Das Flüstern der verlorenen Seelen: Kriminalgeschichten mit Schwester Fidelma u. a. (German Edition)
Die Irish National Invincibles haben die Verantwortung für die Tat übernommen.«
Das Schweigen, das nun folgte, schien sehr lange anzudauern.
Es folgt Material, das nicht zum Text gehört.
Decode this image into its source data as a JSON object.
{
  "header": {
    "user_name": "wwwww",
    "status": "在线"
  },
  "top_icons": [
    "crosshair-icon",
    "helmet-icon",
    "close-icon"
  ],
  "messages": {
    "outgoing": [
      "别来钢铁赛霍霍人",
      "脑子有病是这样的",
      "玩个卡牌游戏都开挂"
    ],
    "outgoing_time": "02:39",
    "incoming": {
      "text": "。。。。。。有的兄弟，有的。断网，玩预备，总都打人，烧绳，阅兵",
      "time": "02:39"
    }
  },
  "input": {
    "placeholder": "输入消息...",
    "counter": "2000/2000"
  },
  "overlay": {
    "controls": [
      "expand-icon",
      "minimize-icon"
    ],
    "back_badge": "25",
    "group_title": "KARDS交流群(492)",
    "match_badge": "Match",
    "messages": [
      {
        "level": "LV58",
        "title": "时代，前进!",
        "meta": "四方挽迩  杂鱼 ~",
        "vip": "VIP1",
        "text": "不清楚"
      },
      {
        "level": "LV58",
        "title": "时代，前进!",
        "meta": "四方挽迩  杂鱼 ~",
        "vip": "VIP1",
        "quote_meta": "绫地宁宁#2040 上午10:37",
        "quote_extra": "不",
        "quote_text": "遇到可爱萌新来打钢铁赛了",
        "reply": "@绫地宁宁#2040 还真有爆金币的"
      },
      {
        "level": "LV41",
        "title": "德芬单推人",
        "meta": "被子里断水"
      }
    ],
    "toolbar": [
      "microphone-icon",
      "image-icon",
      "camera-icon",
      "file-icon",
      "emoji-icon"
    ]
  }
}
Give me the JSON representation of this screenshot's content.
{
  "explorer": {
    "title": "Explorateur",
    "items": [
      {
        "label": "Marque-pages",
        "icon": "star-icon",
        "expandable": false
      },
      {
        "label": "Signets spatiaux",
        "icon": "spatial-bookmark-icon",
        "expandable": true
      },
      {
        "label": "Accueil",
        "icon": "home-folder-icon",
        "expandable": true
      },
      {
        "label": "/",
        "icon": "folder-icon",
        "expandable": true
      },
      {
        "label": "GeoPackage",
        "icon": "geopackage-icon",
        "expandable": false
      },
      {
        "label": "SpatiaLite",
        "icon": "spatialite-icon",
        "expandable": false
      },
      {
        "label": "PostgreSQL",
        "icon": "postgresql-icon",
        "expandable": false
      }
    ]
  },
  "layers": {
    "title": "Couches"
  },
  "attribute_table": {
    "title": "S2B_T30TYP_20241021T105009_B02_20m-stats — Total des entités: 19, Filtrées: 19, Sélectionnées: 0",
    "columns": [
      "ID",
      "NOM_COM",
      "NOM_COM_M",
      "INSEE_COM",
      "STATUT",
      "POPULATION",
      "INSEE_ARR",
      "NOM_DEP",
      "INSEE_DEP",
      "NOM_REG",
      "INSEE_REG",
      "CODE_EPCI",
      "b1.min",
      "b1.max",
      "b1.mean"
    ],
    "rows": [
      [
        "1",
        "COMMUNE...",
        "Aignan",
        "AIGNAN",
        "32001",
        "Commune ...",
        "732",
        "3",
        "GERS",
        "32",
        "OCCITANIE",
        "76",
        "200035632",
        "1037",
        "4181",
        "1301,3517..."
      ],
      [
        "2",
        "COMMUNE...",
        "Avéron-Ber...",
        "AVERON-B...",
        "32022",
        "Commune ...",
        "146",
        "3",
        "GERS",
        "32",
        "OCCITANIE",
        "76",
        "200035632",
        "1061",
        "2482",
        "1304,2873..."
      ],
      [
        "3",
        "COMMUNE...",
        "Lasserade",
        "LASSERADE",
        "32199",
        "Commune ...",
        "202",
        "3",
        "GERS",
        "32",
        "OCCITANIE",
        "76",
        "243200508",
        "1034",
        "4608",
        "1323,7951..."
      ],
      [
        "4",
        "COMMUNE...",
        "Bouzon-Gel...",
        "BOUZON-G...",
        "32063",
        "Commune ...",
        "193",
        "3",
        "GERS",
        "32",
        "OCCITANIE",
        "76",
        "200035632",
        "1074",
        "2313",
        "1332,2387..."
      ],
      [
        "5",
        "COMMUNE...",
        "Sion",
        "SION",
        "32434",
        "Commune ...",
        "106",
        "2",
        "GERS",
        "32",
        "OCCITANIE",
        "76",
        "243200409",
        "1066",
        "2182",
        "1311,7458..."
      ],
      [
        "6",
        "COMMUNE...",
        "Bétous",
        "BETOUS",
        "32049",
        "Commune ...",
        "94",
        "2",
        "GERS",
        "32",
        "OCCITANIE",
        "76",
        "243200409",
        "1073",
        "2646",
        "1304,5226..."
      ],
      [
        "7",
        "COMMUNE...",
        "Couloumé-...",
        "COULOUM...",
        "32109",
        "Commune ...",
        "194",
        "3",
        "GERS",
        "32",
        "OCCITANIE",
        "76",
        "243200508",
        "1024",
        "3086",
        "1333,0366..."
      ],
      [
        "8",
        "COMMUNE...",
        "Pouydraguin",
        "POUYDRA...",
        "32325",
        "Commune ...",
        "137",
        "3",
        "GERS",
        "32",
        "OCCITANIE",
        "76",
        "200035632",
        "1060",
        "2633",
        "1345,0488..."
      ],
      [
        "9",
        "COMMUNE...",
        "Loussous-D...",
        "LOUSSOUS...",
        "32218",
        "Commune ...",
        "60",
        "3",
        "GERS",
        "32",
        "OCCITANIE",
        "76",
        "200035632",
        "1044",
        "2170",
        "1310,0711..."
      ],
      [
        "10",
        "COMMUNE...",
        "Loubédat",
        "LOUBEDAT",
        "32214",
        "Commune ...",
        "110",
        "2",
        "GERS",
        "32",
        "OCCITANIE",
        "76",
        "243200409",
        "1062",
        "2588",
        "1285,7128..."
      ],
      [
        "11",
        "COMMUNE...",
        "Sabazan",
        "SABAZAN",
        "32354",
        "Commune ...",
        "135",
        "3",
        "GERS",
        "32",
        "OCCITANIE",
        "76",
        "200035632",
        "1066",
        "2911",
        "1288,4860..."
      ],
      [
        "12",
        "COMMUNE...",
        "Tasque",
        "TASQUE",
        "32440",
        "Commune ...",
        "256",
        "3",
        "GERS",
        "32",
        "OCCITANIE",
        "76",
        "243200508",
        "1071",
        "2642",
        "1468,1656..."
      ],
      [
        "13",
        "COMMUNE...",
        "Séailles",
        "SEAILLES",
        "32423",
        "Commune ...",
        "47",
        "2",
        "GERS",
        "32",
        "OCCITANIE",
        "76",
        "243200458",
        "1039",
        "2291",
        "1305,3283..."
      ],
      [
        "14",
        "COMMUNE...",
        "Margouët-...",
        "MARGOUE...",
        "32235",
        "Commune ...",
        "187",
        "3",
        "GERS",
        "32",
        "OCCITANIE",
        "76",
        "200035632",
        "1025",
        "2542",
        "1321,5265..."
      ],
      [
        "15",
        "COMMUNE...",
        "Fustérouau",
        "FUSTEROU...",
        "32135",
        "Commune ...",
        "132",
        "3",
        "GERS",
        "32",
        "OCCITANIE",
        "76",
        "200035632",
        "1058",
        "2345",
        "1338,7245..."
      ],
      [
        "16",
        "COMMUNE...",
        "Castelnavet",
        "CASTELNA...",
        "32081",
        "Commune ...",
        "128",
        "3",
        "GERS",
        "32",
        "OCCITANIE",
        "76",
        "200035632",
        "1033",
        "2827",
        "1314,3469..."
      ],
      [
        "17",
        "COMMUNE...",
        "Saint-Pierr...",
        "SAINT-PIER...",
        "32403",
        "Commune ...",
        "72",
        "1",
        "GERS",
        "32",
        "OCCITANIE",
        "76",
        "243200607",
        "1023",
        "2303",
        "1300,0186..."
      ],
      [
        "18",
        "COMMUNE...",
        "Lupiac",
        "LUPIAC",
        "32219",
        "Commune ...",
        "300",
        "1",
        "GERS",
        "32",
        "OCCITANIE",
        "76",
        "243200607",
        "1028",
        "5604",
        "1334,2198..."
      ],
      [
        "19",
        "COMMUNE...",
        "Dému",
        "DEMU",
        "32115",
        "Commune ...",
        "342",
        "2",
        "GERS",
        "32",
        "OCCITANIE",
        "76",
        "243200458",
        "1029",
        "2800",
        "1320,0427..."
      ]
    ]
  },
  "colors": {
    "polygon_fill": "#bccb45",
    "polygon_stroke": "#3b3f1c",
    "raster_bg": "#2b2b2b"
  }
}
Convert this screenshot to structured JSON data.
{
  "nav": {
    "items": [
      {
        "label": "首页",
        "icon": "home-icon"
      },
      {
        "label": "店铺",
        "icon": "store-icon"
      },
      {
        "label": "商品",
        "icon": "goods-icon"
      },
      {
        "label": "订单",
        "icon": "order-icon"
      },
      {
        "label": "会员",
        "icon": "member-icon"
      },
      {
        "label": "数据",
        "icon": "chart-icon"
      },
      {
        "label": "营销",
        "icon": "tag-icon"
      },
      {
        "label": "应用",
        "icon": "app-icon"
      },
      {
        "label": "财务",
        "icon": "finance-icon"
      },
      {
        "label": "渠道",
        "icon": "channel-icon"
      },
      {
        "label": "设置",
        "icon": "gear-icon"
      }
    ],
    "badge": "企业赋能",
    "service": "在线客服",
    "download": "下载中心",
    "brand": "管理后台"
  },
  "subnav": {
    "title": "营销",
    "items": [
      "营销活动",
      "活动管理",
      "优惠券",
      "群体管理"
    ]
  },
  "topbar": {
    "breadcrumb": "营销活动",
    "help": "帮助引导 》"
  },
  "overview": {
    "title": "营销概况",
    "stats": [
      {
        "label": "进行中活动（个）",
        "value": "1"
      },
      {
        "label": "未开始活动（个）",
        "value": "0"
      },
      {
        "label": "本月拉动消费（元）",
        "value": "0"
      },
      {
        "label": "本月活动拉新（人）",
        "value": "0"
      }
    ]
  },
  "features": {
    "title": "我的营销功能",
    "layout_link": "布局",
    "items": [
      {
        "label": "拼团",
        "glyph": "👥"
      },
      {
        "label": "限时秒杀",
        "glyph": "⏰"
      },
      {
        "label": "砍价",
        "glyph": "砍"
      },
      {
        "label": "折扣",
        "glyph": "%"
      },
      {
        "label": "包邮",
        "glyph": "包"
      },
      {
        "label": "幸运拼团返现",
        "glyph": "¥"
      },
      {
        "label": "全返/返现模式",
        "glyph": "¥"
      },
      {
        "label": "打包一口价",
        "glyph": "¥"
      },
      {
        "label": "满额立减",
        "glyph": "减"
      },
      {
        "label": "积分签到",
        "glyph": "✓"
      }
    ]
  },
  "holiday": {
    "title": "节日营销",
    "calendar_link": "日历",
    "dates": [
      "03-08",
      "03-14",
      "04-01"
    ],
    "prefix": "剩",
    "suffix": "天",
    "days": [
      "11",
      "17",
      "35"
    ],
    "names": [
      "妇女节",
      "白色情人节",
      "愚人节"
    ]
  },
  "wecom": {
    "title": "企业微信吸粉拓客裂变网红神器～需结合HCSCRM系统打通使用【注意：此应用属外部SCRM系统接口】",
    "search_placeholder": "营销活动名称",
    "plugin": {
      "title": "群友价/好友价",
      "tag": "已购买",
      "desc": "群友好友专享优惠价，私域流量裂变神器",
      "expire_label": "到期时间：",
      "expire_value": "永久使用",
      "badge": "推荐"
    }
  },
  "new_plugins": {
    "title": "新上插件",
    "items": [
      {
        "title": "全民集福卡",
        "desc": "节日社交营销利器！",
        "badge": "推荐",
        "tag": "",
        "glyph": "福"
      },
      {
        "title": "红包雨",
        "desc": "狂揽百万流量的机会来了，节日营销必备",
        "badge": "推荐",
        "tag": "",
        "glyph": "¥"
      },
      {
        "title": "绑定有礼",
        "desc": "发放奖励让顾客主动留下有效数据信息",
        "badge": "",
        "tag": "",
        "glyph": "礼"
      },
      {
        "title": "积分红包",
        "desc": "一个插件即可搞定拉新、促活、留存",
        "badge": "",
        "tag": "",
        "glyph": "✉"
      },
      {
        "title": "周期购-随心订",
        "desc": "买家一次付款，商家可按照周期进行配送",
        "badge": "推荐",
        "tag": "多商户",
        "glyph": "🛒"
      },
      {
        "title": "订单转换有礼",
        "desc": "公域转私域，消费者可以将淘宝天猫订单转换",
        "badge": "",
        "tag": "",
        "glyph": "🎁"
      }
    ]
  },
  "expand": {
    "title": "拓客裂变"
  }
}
Schließlich erhob sich Lord Maynooth mit grimmiger Miene. »Die Reaktion der englischen Regierung lässt sich leicht vorhersehen. Obwohl sich die Irische Nationalpartei und die Irische Republikanische Bruderschaft längst von den Invincibles distanziert haben, wird man alle in einen Topf werfen. Es wird Verhaftungen geben, ein neues Zwangsvertreibungsgesetz wird uns aufgezwungen werden, und die Änderungen der Pachtgesetze und die irische Selbstverwaltung werden für Generationen zurückgestellt werden.«
Der Dunkelhaarige erhob sich ebenfalls. »Es gibt nichts mehr, das wir tun könnten«, sagte er schlicht.
»Und was ist mit Mycroft?«, rief Holmes empört.
»Er kennt die Verschwörer. Damit ist er so gut wie tot.«
»Damit finde ich mich nicht ab!«, verkündete mein Freund.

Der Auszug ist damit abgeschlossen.